Le thé national en perte de vitesse ?
Au Japon, le thé se boit partout. On le déguste chaud à la maison, à toute heure du jour, et on le sert au restaurant – avant, pendant ou après le repas –, où il est souvent gratuit. En été, on l’apprécie glacé. Vert, noir ou d’orge (mugicha), le breuvage est souvent conditionné en bouteilles de PET que l’on peut acheter pour quelques centaines de yens (quelques euros) dans les célèbres konbini (de l’anglais convenience store), ouverts presque 24 heures sur 24. Et si d’aventure ce magasin était fermé, on serait certain de trouver à moins de cent mètres un distributeur automatique contenant des bouteilles de thé, chaud ou froid selon la saison.
Les oolongcha (thés semi-fermentés) et kocha (thés noirs), importés de Chine ou d’Inde, sont vendus dans les cafés et les restaurants non traditionnels ou bus à la maison avec un repas ou un gâteau à l’occidentale.
La cérémonie du thé (souvent connue en japonais sous le nom de sado, la voie du thé) est toujours une coutume très vivante au Japon. Elle se pratique de façon formelle dans les maisons de thé, souvent associées aux temples, mais on peut aussi y prendre part à la maison ou entre amis, de préférence en faisant venir un maître de thé. En effet, la cérémonie est extrêmement codifiée et nécessite des connaissances qu’on ne maîtrise qu’au bout d’une quinzaine d’années de pratique. La dégustation du thé macha mousseux, battu dans un bol avec un fouet en bambou, est habituellement précédée de celle de pâtisseries japonaises.
Cependant, la production de thé ne cesse de diminuer, passant de 95 000 tonnes annuelles en 2006 à 76 000 en 2015. En comparaison, la Chine produit quelque 2 millions de tonnes de thé, l’Inde 1,2 million et le Kenya 450 000 tonnes…

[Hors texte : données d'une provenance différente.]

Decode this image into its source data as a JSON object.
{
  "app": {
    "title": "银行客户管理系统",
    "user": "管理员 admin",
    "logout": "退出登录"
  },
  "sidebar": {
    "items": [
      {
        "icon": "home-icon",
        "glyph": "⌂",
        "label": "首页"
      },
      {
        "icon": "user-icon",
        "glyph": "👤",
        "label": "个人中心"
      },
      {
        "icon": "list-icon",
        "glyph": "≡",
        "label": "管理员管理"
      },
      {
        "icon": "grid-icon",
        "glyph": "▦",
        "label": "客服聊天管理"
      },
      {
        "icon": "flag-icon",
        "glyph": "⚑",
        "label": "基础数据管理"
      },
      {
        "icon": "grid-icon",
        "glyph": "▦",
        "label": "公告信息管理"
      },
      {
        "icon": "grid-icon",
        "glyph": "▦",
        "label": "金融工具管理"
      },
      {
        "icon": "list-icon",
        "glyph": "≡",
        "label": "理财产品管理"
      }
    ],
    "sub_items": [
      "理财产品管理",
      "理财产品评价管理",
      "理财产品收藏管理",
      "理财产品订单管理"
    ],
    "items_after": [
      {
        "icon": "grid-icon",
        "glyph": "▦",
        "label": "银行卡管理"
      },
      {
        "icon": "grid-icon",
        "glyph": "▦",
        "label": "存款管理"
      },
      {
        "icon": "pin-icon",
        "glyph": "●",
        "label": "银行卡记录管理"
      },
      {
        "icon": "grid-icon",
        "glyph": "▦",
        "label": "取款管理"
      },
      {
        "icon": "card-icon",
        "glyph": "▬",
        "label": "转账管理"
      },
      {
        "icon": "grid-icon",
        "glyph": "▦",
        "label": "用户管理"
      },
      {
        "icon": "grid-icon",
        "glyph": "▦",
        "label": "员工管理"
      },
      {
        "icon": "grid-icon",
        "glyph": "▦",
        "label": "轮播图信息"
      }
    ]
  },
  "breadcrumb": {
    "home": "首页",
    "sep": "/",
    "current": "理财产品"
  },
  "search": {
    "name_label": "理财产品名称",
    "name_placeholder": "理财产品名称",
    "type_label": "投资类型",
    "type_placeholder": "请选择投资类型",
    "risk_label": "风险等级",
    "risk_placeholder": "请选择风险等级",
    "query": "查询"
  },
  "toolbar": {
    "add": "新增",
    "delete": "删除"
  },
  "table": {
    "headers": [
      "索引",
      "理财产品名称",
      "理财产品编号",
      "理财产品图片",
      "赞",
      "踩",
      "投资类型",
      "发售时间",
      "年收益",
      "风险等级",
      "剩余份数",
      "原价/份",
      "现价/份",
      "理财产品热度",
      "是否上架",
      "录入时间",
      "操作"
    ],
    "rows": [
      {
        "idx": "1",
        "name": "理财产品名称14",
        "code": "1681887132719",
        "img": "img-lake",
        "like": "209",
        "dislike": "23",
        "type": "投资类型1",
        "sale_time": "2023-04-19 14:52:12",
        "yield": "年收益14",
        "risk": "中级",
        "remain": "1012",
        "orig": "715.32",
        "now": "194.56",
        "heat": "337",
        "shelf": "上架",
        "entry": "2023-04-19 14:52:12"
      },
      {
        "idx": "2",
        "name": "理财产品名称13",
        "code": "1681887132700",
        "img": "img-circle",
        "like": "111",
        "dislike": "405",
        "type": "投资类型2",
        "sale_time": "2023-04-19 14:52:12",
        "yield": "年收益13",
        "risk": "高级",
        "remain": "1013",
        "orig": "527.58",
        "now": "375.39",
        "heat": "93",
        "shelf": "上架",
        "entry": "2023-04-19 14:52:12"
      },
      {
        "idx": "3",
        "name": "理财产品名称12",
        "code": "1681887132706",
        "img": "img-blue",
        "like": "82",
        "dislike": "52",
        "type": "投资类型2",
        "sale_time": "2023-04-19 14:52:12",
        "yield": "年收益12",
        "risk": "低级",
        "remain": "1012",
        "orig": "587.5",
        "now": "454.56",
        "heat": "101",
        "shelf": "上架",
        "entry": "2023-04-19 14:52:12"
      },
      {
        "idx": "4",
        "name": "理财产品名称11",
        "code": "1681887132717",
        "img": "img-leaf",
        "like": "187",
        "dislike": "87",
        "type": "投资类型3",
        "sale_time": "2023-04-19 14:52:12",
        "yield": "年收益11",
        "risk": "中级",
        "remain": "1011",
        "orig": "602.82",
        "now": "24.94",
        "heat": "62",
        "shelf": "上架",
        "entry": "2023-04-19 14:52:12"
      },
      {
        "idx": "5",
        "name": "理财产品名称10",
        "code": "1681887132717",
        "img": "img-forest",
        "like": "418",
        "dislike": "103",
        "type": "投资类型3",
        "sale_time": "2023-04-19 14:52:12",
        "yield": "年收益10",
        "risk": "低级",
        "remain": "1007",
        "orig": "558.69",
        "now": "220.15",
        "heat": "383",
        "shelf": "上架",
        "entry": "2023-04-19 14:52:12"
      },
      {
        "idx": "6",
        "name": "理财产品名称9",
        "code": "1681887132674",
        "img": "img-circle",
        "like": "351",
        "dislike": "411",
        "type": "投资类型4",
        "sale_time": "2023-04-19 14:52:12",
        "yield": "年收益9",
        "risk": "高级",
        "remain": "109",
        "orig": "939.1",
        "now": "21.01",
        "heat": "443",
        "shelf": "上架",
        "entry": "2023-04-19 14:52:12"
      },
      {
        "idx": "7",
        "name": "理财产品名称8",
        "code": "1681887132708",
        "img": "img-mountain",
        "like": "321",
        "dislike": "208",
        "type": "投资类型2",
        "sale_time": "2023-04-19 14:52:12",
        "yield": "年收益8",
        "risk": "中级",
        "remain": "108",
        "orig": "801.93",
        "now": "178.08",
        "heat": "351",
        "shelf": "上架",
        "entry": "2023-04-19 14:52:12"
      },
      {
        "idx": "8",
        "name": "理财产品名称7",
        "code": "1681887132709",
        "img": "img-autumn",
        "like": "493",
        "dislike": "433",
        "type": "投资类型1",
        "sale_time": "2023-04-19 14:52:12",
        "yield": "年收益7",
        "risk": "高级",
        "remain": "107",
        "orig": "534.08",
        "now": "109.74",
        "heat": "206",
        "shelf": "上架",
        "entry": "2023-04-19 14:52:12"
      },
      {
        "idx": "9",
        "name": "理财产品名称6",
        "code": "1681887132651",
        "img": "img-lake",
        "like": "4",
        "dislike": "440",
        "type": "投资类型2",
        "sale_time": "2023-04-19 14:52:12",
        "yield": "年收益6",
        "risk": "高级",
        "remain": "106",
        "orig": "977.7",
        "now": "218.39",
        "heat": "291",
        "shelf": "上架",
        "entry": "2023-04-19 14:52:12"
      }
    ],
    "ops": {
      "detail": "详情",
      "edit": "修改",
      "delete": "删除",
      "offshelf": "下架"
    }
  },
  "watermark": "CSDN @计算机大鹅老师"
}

Une diminution qui reflète aussi le fait qu’au quotidien le thé vert est concurrencé par d’autres boissons. Malgré un respect certain des traditions, les jeunes Japonais se montrent extrêmement ouverts sur le monde et sur l’Amérique en particulier. Leurs boissons préférées sont donc le café, le thé noir et la bière... Changeront-ils d’habitudes en vieillissant ou le thé vert, sans doute l’un des meilleurs breuvages qui soient, ne sera-t-il bientôt que l’apanage d’un cercle restreint d’amateurs ? Son adoption en Occident et le développement qu’il pourrait y connaître, comme toutes choses japonaises, permettront, espérons-le, de le remettre à la mode, par contrecoup, au pays du Soleil-Levant.
Thé vert et santé
Les thés verts ont des qualités nutritionnelles spécifiques. Dans les années 1920, des chercheurs japonais ont mis en évidence leur haute teneur en catéchines, des polyphénols antioxydants capables de neutraliser les radicaux libres qui réagissent avec l’oxygène et font vieillir les cellules de l’organisme en les oxydant. Le mode de préparation du thé noir – les feuilles sont flétries, roulées pour en briser les cellules, puis oxydées durant 8 à 12 heures dans une ambiance chaude et humide, avant d’être séchées – détruit les polyphénols. C’est une des raisons pour lesquelles ce type de thé est moins intéressant pour la santé.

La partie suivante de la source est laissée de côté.